To win in 2018, Democrats should respond to Bannon’s inadvertent warning. While defending America’s core values and denouncing Trump, they should pivot to speaking forcefully to voters’ economic reality and fears with a strong, clear, positive agenda that revives The American Dream.
Many voters do not even know about the Dream, are too young to have bought into it, or have lost their faith. Professor Robert Shiller recently traced its metamorphosis from practicing morality and championing equality of opportunity into displaying material success. Progressives should revive James Truslow Adams’s words from 1931: a “dream of a land in which life should be better and richer and fuller for every man, with opportunity for each according to his ability or achievement.”
It will not be easy to revive The American Dream, as David Leonhardt’s August 7, 2017 NY Times column, “Our Broken Economy, in One Simple Chart,” shows. Since 1980 the super-rich have captured a greater and greater share of income growth, with those at the top pulling away ever faster from those at the bottom. Millions of Americans knew that they had been left out and were not being heard by the Democrats, and voted their resentments in 2016.
Democrats can make a good start reviving The American Dream by focusing voters on the solidly progressive agenda Senate Democrats fleshed out for their recently announced “Better Deal.” That agenda — raising wages and incomes with good-paying jobs; lowering the costs of living; and building an economy in which Americans have the tools to succeed — should appeal to a broad range of voters.
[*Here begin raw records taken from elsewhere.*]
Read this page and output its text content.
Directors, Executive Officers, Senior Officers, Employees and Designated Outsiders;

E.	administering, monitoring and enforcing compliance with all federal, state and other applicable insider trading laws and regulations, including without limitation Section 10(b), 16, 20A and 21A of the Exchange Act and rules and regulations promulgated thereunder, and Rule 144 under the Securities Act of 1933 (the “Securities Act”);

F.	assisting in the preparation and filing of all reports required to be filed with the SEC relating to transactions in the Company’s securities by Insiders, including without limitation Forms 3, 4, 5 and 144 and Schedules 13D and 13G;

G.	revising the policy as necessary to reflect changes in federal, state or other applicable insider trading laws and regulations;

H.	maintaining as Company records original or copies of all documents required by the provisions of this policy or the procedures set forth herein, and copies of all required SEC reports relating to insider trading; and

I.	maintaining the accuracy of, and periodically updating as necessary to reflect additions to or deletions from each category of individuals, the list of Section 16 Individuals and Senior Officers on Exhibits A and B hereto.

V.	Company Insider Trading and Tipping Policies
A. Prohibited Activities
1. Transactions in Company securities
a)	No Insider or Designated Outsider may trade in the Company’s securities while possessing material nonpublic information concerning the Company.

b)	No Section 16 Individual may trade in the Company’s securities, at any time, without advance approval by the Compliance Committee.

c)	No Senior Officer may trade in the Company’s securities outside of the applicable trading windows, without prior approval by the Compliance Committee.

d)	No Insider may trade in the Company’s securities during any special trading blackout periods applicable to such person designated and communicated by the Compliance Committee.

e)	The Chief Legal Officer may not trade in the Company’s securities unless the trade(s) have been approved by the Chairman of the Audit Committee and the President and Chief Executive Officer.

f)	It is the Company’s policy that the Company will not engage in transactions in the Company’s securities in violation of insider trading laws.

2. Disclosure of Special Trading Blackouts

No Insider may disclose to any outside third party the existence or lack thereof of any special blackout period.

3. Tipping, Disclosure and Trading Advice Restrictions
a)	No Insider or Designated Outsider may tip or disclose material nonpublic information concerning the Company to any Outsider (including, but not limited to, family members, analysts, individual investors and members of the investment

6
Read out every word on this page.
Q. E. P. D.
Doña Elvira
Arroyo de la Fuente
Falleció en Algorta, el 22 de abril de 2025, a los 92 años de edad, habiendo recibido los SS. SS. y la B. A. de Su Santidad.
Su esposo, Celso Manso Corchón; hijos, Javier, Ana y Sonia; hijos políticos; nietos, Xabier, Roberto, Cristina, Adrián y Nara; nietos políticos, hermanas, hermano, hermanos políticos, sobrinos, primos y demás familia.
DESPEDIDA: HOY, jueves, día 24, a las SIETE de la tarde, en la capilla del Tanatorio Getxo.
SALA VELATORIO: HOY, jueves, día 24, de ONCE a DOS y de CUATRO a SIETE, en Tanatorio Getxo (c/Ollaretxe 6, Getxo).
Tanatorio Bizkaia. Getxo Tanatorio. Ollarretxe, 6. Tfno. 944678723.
Edsall explained that voters in fear for their jobs or their safety reject progressive values, government-run programs, and policies inclusive of “others” — foreigners or minorities — -who serve as scapegoats for their anxieties. Progressives find it incomprehensible, but many voters relish Trump’s reckless threats. To win enough of them over Democrats must resist the instinct simply to bash Trump’s national security ineffectiveness and frightening words of fire and fury. The Better Deal needs a strong progressive agenda on terrorism and national security which not only makes us be safer, but as importantly, feel safer.
Internal Democratic Party debates over which voters to attract and other debates between the Party’s Centrist and Sanders/Warren Wings are costly diversions from the needed focus on these fears. The Senate Democrats’ themes — with the addition of terrorism and national security — are “big tents”. Candidates can identify more detailed proposals responsive to the diverse communities in which they are running, especially for House seats. Democrats do not have the luxury of intramural fights or of excommunicating anyone who is insufficiently progressive; they need to appeal to all Americans.
The key for Democrats in 2018 is to understand, accept and speak to the reality of the voters they must recapture or turn out. The Senate Democrats’ strong progressive agenda, if pounded clearly, repeatedly, persuasively, can respond to voter fears and revive their confidence in The American Dream for themselves and their families.